Outcomes of Patients With Graves Disease 25 Years After Initiating Antithyroid Drug Therapy

Abstract

Context: Graves disease (GD) is a leading cause of hyperthyroidism. Detailed investigations and predictors of long-term outcomes are missing.

Objective: This work aimed to investigate the outcomes in GD 25 years after initiating antithyroid drug treatment, including disease course, clinical and biochemical predictors of relapse, and quality of life.

Methods: A retrospective follow-up was conducted of GD patients that participated in a randomized trial from 1997 to 2001. Demographic and clinical data were obtained from medical records and questionnaires. Biobank samples were analyzed for inflammatory biomarkers and compared with age- and sex-matched healthy individuals.

Results: We included 83% (182/218) of the patients from the original study. At the end of follow-up, normal thyroid function was achieved in 34%. The remaining had either active disease (1%), spontaneous hypothyroidism (13%), or had undergone ablative treatment with radioiodine (40%) or thyroidectomy (13%). Age younger than or equal to 40 years, thyroid eye disease (TED), smoking, and elevated levels of interleukin 6 and tumor necrosis factor receptor superfamily member 9 (TNFRS9) increased the risk of relapsing disease (odds ratio 3.22; 2.26; 2.21; 1.99; 2.36).
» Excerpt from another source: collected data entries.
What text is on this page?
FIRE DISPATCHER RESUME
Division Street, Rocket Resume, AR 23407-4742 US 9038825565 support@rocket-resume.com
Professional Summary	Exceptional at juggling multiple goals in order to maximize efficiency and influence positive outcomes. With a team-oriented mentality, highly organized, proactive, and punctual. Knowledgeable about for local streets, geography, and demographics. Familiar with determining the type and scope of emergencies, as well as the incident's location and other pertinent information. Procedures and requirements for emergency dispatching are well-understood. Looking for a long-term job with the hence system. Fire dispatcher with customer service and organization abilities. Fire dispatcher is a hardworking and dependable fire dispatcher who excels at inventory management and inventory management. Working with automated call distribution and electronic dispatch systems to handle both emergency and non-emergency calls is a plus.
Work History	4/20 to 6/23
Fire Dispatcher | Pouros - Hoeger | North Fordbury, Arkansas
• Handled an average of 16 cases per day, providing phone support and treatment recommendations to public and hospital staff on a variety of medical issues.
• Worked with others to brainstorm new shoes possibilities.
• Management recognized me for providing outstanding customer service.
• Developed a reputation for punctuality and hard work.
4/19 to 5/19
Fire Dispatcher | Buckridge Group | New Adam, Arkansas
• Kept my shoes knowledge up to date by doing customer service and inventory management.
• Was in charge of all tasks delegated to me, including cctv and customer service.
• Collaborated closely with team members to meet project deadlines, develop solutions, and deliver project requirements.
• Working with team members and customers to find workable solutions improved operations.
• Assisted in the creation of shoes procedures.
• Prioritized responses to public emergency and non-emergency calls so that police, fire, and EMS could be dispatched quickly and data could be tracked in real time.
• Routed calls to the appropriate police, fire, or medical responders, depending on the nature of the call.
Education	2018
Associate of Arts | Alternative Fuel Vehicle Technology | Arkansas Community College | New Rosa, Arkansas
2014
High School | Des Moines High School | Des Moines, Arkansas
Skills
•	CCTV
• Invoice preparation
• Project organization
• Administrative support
At the end of treatment, CD40 was lower in patients who maintained normal thyroid function (P = .04). At the end of follow-up, 47% had one or more autoimmune diseases, including vitamin B12 deficiency (26%) and rheumatoid arthritis (5%). GD patients who developed hypothyroidism had reduced quality of life.

Conclusion: Careful lifelong monitoring is indicated to detect recurrence, hypothyroidism, and other autoimmune diseases. Long-term ATD treatment emerges as a beneficial first-line treatment option, especially in patients with young age at onset or presence of TED.

Keywords: Graves disease; autoimmunity; hypothyroidism; long-term follow up; quality of life; thyroid eye disease.

Figure 1.

Flowchart of the study population. Showing outcome in the original study 2 years after discontinuation of antithyroid drugs (ATD) therapy and received treatment as of 2022. Twenty-two patients did not complete the treatment or follow-up time in the original study due to pregnancy, side effects of ATD, development of spontaneous hypothyroidism, change in residence, wish for ablative treatment, or high disease activity with indication for extended treatment duration with ATD or ablative treatment during the study period.

Figure 2.

A, Volcano plot comparing healthy individuals and patients with Graves disease (GD) at baseline. Sixty-one out of 92 biomarkers show statistically significant difference between the 2 groups. B, Principal component analysis (PCA) scores with all included samples, showing healthy controls in light blue and samples from GD patients at baseline (dark blue), 3 months (red), and 12 months (green). The separate effect of all the normalized protein expression (NPX) biomarkers are compressed into single variables called principal components (PCs). The loading plot for the group analysis is shown in the supplementary material (Supplementary Fig. S2). C and D, Longitudinal changes in inflammation during treatment in all patients and between treatment groups. Score plots showing the development of inflammation profiles in all patients C, over time and D, grouped by antithyroid drug regimen from multivariate repeated-measures analysis of variance simultaneous component analyses. The separate effects over time of all the NPX biomarkers are compressed into PCs. PC1 explains most of the variation in biomarker development over time (88%). A high PC1 score (on the y-axis) indicates higher concentrations of biomarkers with positive loadings and lower concentrations of biomarkers with negative loadings. Vertical bars represent error bars from bootstrapping.

Figure 3.

Box plot for value of TNFRSF9 at baseline, after 3 months of antithyroid drug (ATD) treatment and at end of therapy (12 months) compared with healthy controls (top), and CD40 at the end of treatment (12 months) in patients (n = 9) that had preserved thyroid function compared to patients that had persisting or relapsing disease that led to ablative treatment/hypothyroidism before the end of follow-up (n = 18). One patient with missing data and one patient with hypothyroidism of unknown cause were excluded from the analysis. The results are reported as relative quantification between samples by a unit named normalized protein expression (NPX). As NPX values are in log2 scale, a difference in one NPX equals a doubling in protein concentration.

Figure 4.

Mean Thyroid-Related Patient-Reported Outcome (ThyPRO) questionnaire scale scores in Graves disease (GD) patients treated with radioiodine (RAI) or surgery, compared to GD patients with spontaneous hypothyroidism, antithyroid drug (ATD)-treated GD patients, and the general population. Scale score ranges from 0 to 100, with higher score indicating more symptoms or effect. Items in 4 scales (impaired social life, impaired daily life, impaired sex life, and cosmetic complaints) are asked with attribution to thyroid disease and cannot be answered by respondents from the general population.